Mahkamah Konstitusi (MK) tengah menyidangkan uji formil Undang-Undang Nomor 3 Tahun 2025 tentang Perubahan atas UU Nomor 34 Tahun 2004 tentang TNI. Sidang tersebut menghadirkan sejumlah saksi ahli, salah satunya Mohammad Novrizal, Dosen Hukum Tata Negara Fakultas Hukum Universitas Indonesia. Novrizal memberikan kesaksian yang cukup mengejutkan terkait proses pengesahan UU tersebut.
Dalam kesaksiannya pada Selasa (1/7/2025), Novrizal mempertanyakan keabsahan mekanisme pembahasan Rancangan Undang-Undang (RUU) TNI Perubahan yang dilakukan DPR. Ia menilai proses tersebut tidak memenuhi ketentuan mekanisme *carry over* atau pengoperan pembahasan dari periode sebelumnya ke periode berikutnya.
RUU TNI Perubahan Tak Memenuhi Syarat *Carry Over*
Novrizal menyatakan bahwa RUU TNI Perubahan tidak memenuhi syarat *carry over* karena tidak ada dokumen tertulis yang mendukung klaim tersebut. Hal ini bertentangan dengan prosedur yang seharusnya dijalankan.
Pembentukan peraturan perundang-undangan melalui mekanisme *carry over* mengharuskan adanya Surat Keputusan (SK) DPR yang secara resmi mengakui pembahasan tersebut sebagai bagian dari mekanisme *carry over*. Namun, bukti tertulis tersebut tidak ditemukan.

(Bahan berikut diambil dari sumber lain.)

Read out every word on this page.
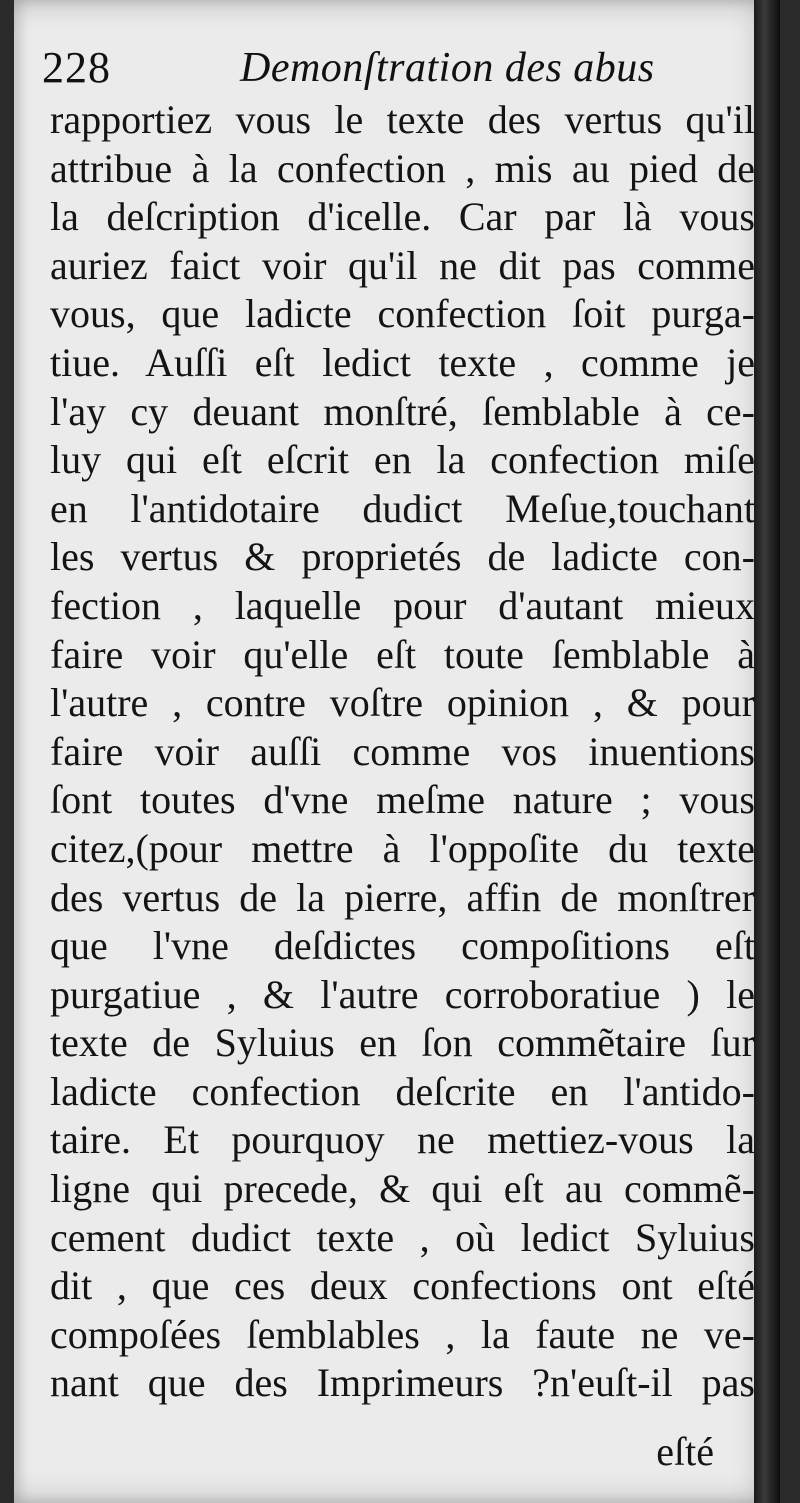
228	Demonſtration des abus
rapportiez vous le texte des vertus qu'il
attribue à la confection , mis au pied de
la deſcription d'icelle. Car par là vous
auriez faict voir qu'il ne dit pas comme
vous, que ladicte confection ſoit purga-
tiue. Auſſi eſt ledict texte , comme je
l'ay cy deuant monſtré, ſemblable à ce-
luy qui eſt eſcrit en la confection miſe
en l'antidotaire dudict Meſue,touchant
les vertus & proprietés de ladicte con-
fection , laquelle pour d'autant mieux
faire voir qu'elle eſt toute ſemblable à
l'autre , contre voſtre opinion , & pour
faire voir auſſi comme vos inuentions
ſont toutes d'vne meſme nature ; vous
citez,(pour mettre à l'oppoſite du texte
des vertus de la pierre, affin de monſtrer
que l'vne deſdictes compoſitions eſt
purgatiue , & l'autre corroboratiue ) le
texte de Syluius en ſon commẽtaire ſur
ladicte confection deſcrite en l'antido-
taire. Et pourquoy ne mettiez-vous la
ligne qui precede, & qui eſt au commẽ-
cement dudict texte , où ledict Syluius
dit , que ces deux confections ont eſté
compoſées ſemblables , la faute ne ve-
nant que des Imprimeurs ?n'euſt-il pas
eſté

Ketiadaan Dokumen Tertulis sebagai Bukti
Pasal 71A Undang-Undang Nomor 15 Tahun 2019 tentang Perubahan atas Undang-Undang Nomor 12 Tahun 2011 tentang Pembentukan Peraturan Perundang-Undangan (UU P3) mengatur pemindahan pembahasan RUU dari satu periode keanggotaan DPR ke periode berikutnya.
Meskipun DPR dalam sidang sebelumnya menyatakan penggunaan mekanisme *carry over*, Novrizal menegaskan hal tersebut tidak didukung bukti konkret. Tidak ada dokumen tertulis yang menunjukkan keputusan untuk melanjutkan RUU Perubahan UU TNI dengan mekanisme *carry over*.
Lebih lanjut, ia menambahkan bahwa bahkan tidak ada pembaruan SK DPR yang menjelaskan penggunaan mekanisme *carry over* dalam pembahasan RUU tersebut.
Syarat *Carry Over* yang Tak Terpenuhi
Pasal 71A UU P3 juga menetapkan syarat lain selain kesepakatan politik antara DPR dan Pemerintah untuk menggunakan mekanisme *carry over*. Salah satunya adalah RUU harus telah memasuki tahap pembahasan Daftar Inventarisasi Masalah (DIM) pada periode keanggotaan DPR sebelumnya.
Setelah meneliti dokumen DPR periode sebelumnya, Novrizal menemukan bahwa RUU TNI Perubahan belum memasuki tahap pembahasan DIM. Artinya, syarat penting untuk *carry over* ini tidak terpenuhi.
Kesimpulannya, menurut Novrizal, RUU TNI Perubahan tidak memenuhi kualifikasi syarat untuk menggunakan mekanisme *carry over* karena belum memasuki pembahasan DIM pada periode DPR sebelumnya.
Kondisi ini, menurut Novrizal, membuat pengesahan UU TNI pada 26 Maret 2025 patut dipertanyakan prosedurnya.
Kesaksian Novrizal di MK ini menjadi sorotan penting. Ketiadaan dokumen tertulis yang membuktikan penggunaan mekanisme *carry over*, serta belum masuknya pembahasan DIM pada periode sebelumnya, menimbulkan keraguan terhadap legalitas proses pengesahan UU TNI. Hal ini tentu memerlukan kajian lebih lanjut untuk memastikan kepatuhan terhadap aturan perundang-undangan yang berlaku.
Pernyataan Novrizal ini tentunya akan menjadi pertimbangan penting bagi Mahkamah Konstitusi dalam mengambil keputusan terkait uji formil UU TNI tersebut. Publik pun menantikan putusan MK untuk memastikan kepastian hukum dalam proses pembentukan undang-undang di Indonesia.